The Inflamed Mind isn’t a pop-science book designed to wow you with quirky facts about the brain. Instead, it is a serious attempt to enlighten not just medics, but also the more dimly lit minds of political journalists, for instance. It does demand that you pay attention and there are a number of passages where it is clearly impossible to simplify the science any further without it becoming a nonsense. You may even need to read them twice, but it rewards you by explaining medical history, the body and advances in medical research in recent years.
The cover of The Inflamed Mind should immediately arouse a reader’s suspicions about the reliability of what lies within ... The idea that inflammation is involved in some mental illnesses is not an improbable hypothesis. But the evidence that it’s a significant cause of most kinds of depression comprises a relatively small part of Dr. Bullmore’s narrative, which is puffed to book length with chapters on how the immune system works, some history of depression from melancholia to major depressive disorder, speculation about the evolutionary benefits of depression, and an extended argument that body and mind are intricately related ... the truly radical breakthrough would be to step back from market-driven efforts to reduce the complexities of depression to single biomedical markers and instead to place its symptoms in social context. With depression and anxiety at epidemic levels, do we really want to measure everyone’s levels of cytokines and C-reactive protein or, rather, should we reduce the stressors they face and improve the quality and meaningfulness of their lives?

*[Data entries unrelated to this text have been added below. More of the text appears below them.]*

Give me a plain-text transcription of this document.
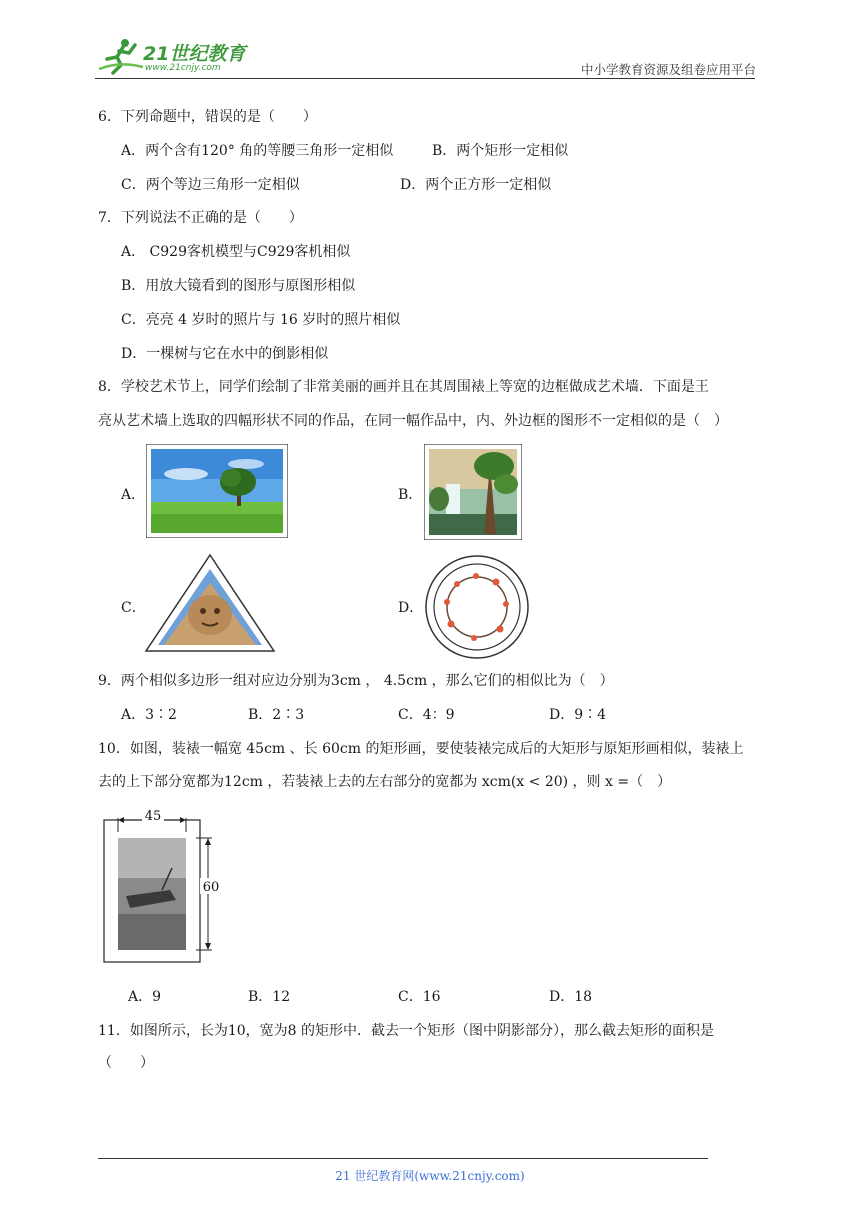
21世纪教育
www.21cnjy.com	中小学教育资源及组卷应用平台
6．下列命题中，错误的是（　　）
A．两个含有120° 角的等腰三角形一定相似	B．两个矩形一定相似
C．两个等边三角形一定相似	D．两个正方形一定相似
7．下列说法不正确的是（　　）
A． C929客机模型与C929客机相似
B．用放大镜看到的图形与原图形相似
C．亮亮 4 岁时的照片与 16 岁时的照片相似
D．一棵树与它在水中的倒影相似
8．学校艺术节上，同学们绘制了非常美丽的画并且在其周围裱上等宽的边框做成艺术墙．下面是王
亮从艺术墙上选取的四幅形状不同的作品，在同一幅作品中，内、外边框的图形不一定相似的是（　）
A．	B．
C．	D．
9．两个相似多边形一组对应边分别为3cm ， 4.5cm ，那么它们的相似比为（　）
A．3∶2	B．2∶3	C．4：9	D．9∶4
10．如图，装裱一幅宽 45cm 、长 60cm 的矩形画，要使装裱完成后的大矩形与原矩形画相似，装裱上
去的上下部分宽都为12cm ，若装裱上去的左右部分的宽都为 xcm(x < 20) ，则 x =（　）
45
60
A．9	B．12	C．16	D．18
11．如图所示，长为10，宽为8 的矩形中．截去一个矩形（图中阴影部分），那么截去矩形的面积是
（　　）
21 世纪教育网(www.21cnjy.com)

A rousing, straight-from-the shoulder call for a new approach to treating depression ... Bullmore’s involvement with a research program at the pharmaceutical firm GlaxoSmithKline, an arrangement he is quick to acknowledge, may raise questions about his interest in the development of new anti-inflammatory drugs to treat depression, but his insights into depression and its treatments are impressive and valuable. The black-and-white illustrations vary widely in quality, from woodcuts and engravings to some rather amateurish original drawings ... Aimed at the general public, highly readable, and more than a little provocative.
[Bullmore] may raise some eyebrows when he positions himself as an underappreciated maverick struggling against an oblivious medical establishment. However, he stops short of recommending anything other than further research, admitting that his ideas are still unproven, while leaving general readers with a well-informed and cogently argued brief for funding and more investigation in the field.